Is this Patient Abandonment?

Specialties Geriatric

Published

I work in a LTC and came to work tonight at 7pm. There were two nurses on, one scheduled to leave at 7pm when I got there and the other at 11pm after all the meds were passed for the evening. The second nurse just decided she no longer wanted to finish her shift, made me count meds and then left. I had no prior notice and was forced into covering her patients for the remainder of her shift as well as mine. Would this be considered patient abandonment?

I want to know why you said yes?

Specializes in Pediatrics, Emergency, Trauma.
I was on the phone immediately to someone higher up and there are no supervisors there at night or on the weekends. And sadly mgt just sucks that bad that nothing will be done.

Why are there no supervisors in the building??

Madness... :no:

In the meantime while pounding the pavement for a new job, make sure that this doesn't happen again.

Specializes in Case mgmt., rehab, (CRRN), LTC & psych.
Why are there no supervisors in the building??
This is not all that far-fetched. I've worked in smallish mom-and-pops style nursing homes where there'd be no supervisor on evenings and night shift. If we needed something of a supervisory or managerial nature, we'd have to call the DON at home.
Specializes in LTC.

After 4 pm on weekdays I am the only "supervisor" as the charge nurse. Weekends there is only DON on call for admin. I joke about the admins trusting me to care for the whole facility....but it is my shift and all my responsibility. I have only had to call admin once in the 6 years I've been there.

No endorsement/no keys, nurse can't leave. You then "seems" assume all responsibility..

Strict personal bounderies will do you a favor in a long run..

Specializes in Step-down ICU.

Not abandonment because you took the keys, I'm lost when you say she made you count, how may I ask?

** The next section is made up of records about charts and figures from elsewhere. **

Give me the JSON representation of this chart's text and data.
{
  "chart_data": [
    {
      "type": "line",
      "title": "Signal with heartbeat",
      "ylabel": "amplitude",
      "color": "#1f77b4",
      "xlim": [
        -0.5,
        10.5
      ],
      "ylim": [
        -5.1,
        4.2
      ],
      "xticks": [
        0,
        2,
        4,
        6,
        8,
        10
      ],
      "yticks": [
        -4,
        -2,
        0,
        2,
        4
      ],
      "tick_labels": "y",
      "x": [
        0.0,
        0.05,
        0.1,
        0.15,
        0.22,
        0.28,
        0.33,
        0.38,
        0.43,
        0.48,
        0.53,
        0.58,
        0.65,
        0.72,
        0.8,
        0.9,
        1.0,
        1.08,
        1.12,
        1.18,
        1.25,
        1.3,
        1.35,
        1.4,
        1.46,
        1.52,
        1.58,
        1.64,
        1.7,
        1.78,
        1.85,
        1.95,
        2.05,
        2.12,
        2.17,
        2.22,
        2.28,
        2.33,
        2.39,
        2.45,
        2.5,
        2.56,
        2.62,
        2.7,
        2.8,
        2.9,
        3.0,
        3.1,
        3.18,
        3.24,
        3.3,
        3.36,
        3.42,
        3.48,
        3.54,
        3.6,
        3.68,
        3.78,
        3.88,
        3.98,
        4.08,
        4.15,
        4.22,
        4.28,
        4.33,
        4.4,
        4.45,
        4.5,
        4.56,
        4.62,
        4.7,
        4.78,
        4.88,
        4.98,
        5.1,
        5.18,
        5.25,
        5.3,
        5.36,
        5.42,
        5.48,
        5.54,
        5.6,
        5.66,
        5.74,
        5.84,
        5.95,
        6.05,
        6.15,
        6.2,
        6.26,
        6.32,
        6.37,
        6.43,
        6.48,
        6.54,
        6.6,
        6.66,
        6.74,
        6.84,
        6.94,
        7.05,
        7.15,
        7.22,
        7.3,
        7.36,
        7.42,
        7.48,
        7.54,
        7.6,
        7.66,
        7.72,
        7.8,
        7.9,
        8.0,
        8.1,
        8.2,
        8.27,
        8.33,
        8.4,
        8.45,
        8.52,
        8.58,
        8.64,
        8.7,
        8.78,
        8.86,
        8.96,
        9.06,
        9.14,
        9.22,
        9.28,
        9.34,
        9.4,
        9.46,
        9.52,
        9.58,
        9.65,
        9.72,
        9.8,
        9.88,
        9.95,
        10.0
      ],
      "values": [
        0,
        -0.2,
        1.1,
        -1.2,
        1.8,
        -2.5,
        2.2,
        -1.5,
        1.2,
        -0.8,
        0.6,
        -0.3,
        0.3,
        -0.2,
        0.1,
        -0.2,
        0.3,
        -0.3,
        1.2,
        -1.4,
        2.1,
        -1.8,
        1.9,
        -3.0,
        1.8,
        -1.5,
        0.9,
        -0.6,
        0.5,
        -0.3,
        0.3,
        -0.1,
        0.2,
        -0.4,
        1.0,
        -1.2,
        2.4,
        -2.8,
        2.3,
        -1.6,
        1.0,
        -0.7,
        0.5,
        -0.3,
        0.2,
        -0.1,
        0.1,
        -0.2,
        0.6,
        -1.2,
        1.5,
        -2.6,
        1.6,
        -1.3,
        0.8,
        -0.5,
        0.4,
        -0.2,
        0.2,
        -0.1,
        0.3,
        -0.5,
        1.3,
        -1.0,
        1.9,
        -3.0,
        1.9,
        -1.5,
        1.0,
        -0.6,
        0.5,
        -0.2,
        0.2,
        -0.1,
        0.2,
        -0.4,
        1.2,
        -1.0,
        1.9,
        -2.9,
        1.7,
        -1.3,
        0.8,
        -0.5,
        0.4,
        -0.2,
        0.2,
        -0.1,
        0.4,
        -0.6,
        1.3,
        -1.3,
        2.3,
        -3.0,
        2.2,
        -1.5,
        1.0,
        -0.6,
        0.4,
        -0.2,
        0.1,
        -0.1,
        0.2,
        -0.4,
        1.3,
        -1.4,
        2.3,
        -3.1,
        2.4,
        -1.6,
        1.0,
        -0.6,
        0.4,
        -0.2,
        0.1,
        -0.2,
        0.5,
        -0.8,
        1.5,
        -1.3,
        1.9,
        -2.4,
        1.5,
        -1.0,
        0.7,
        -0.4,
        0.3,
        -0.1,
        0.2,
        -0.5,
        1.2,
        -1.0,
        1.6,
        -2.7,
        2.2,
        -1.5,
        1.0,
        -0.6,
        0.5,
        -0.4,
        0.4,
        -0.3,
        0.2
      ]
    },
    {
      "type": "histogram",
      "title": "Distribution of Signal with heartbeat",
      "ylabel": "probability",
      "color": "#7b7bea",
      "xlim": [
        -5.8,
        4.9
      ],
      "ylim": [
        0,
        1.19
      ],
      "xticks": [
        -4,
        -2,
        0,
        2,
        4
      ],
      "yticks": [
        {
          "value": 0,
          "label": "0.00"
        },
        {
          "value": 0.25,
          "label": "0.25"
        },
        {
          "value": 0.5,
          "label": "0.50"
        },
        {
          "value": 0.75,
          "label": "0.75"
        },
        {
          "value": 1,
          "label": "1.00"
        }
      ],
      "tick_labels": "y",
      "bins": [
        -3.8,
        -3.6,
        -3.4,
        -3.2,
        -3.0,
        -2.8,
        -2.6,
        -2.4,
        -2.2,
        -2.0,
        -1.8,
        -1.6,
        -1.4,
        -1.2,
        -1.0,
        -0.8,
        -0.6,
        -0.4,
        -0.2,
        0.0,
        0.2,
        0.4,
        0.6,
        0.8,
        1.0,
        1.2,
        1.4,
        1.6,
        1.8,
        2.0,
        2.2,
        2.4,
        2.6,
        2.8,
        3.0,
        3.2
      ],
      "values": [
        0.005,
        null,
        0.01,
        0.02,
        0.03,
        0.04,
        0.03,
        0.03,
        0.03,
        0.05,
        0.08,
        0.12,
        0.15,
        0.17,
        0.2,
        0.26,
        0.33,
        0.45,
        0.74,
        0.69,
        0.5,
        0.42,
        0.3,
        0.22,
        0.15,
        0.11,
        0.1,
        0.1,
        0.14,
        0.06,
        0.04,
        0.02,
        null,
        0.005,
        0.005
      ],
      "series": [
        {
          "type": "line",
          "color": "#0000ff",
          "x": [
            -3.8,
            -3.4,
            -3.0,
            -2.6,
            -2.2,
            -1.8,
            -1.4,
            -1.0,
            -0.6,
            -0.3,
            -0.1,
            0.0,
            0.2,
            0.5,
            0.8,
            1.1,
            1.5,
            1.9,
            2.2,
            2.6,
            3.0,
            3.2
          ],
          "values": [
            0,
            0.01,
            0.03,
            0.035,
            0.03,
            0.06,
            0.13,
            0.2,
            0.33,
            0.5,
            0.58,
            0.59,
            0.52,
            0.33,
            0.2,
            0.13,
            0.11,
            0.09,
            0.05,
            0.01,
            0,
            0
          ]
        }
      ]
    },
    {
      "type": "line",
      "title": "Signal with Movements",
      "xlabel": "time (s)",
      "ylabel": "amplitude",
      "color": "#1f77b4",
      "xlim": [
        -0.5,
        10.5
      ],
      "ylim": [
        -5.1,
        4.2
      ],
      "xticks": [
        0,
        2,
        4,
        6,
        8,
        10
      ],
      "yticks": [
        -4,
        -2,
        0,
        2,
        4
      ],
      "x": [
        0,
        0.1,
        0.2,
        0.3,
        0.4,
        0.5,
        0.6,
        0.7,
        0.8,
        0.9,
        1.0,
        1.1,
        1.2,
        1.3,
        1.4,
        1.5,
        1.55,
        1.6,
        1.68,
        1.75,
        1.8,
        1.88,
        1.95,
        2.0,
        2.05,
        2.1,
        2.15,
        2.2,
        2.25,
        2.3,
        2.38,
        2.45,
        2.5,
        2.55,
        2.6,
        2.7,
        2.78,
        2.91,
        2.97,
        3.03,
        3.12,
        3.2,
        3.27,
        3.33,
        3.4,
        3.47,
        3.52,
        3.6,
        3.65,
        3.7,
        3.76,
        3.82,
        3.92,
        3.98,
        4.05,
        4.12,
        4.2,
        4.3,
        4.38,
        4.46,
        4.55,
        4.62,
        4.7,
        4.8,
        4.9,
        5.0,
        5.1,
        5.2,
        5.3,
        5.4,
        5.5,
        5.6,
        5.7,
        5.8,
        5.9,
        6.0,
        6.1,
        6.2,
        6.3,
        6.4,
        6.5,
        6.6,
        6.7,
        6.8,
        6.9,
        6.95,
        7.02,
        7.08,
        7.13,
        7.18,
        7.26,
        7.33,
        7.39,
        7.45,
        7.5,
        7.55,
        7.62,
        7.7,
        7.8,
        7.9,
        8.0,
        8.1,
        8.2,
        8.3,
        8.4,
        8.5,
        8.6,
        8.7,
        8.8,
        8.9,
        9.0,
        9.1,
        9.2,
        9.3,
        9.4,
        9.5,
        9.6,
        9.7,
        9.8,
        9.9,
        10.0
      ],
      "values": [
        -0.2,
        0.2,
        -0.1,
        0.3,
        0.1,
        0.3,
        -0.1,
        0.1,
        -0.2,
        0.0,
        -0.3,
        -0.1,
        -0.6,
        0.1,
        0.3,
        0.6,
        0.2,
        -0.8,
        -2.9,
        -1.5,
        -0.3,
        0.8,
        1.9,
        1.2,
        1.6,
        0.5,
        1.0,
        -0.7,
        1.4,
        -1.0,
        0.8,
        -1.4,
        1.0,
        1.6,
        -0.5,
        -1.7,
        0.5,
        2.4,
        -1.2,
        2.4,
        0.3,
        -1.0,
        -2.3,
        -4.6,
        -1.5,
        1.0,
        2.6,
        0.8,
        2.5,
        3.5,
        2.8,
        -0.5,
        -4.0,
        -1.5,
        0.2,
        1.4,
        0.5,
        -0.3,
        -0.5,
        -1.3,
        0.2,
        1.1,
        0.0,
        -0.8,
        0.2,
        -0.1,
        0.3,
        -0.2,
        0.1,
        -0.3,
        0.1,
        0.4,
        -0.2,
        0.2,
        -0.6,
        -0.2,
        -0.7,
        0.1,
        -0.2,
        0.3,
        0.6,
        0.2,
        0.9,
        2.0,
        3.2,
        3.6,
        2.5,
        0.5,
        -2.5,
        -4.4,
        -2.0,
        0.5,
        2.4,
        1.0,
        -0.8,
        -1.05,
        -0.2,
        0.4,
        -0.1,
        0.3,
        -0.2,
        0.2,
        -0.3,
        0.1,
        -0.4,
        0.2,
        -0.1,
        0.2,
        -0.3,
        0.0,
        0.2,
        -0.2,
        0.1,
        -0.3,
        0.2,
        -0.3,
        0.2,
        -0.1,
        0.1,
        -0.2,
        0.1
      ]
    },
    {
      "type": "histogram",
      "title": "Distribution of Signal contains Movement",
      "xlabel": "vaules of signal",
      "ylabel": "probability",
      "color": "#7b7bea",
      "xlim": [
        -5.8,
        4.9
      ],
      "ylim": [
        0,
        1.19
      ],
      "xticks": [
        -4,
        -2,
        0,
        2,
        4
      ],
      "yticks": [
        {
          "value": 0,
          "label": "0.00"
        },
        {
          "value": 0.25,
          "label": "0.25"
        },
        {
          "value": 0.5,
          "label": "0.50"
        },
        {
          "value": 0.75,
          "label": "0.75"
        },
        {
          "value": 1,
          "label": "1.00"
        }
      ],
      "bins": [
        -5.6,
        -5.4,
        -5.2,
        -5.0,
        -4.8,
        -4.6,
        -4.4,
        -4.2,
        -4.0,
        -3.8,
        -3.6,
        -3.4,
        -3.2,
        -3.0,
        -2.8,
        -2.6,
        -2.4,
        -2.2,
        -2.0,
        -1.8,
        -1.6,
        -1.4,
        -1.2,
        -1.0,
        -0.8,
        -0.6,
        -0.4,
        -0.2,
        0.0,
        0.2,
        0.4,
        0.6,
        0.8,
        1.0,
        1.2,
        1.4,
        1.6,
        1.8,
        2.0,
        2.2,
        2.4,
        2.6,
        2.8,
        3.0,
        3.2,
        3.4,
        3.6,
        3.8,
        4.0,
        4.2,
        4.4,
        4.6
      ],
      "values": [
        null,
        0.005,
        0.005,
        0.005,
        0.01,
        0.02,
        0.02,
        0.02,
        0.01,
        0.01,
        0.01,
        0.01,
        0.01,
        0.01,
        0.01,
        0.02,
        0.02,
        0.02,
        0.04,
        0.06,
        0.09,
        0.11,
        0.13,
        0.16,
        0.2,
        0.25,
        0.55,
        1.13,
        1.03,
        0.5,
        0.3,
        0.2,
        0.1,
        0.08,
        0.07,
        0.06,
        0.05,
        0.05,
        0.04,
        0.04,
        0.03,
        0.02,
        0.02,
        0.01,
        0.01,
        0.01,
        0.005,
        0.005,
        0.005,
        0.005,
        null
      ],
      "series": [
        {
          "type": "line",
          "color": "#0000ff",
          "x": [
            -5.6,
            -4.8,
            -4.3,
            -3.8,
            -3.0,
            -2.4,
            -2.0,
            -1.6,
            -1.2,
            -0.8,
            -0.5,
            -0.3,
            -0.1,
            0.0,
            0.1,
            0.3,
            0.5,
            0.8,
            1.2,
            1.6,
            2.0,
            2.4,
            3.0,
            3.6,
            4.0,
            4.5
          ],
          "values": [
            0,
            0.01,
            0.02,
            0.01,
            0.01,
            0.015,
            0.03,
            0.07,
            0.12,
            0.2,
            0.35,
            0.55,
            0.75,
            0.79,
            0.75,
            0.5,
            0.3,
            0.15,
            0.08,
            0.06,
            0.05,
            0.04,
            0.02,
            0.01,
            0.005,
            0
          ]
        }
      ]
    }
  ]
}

As the oncoming nurse, were you in a Charge position or Supervisor? If in the Charge postion, you should have immediately called the Supervisor to discuss the issue. Only the Supervisor can make the decision to allow the nurse to leave her post. You should have never accepted to count or the keys. She was abandoning her job which should have been explained to her by the Supervisor and the Supervisor should have called the DON to let her know what was going on. Having been a DON and Suprervisor, I have been in this situation and if the nurse left without approval she would be been disciplined and either suspended or dismissed.

What??? No nurse in ltc would dare leave like that...not before the next shift nurse finished counting narcotics and everything was good. You are always responsible for closing narcotics before leaving...And having it verified. That is your job on the line if that count is wrong.

Was it wrong.. Yeah. Was it abandonment.. No you took report, counted narcs, and accepted the keys.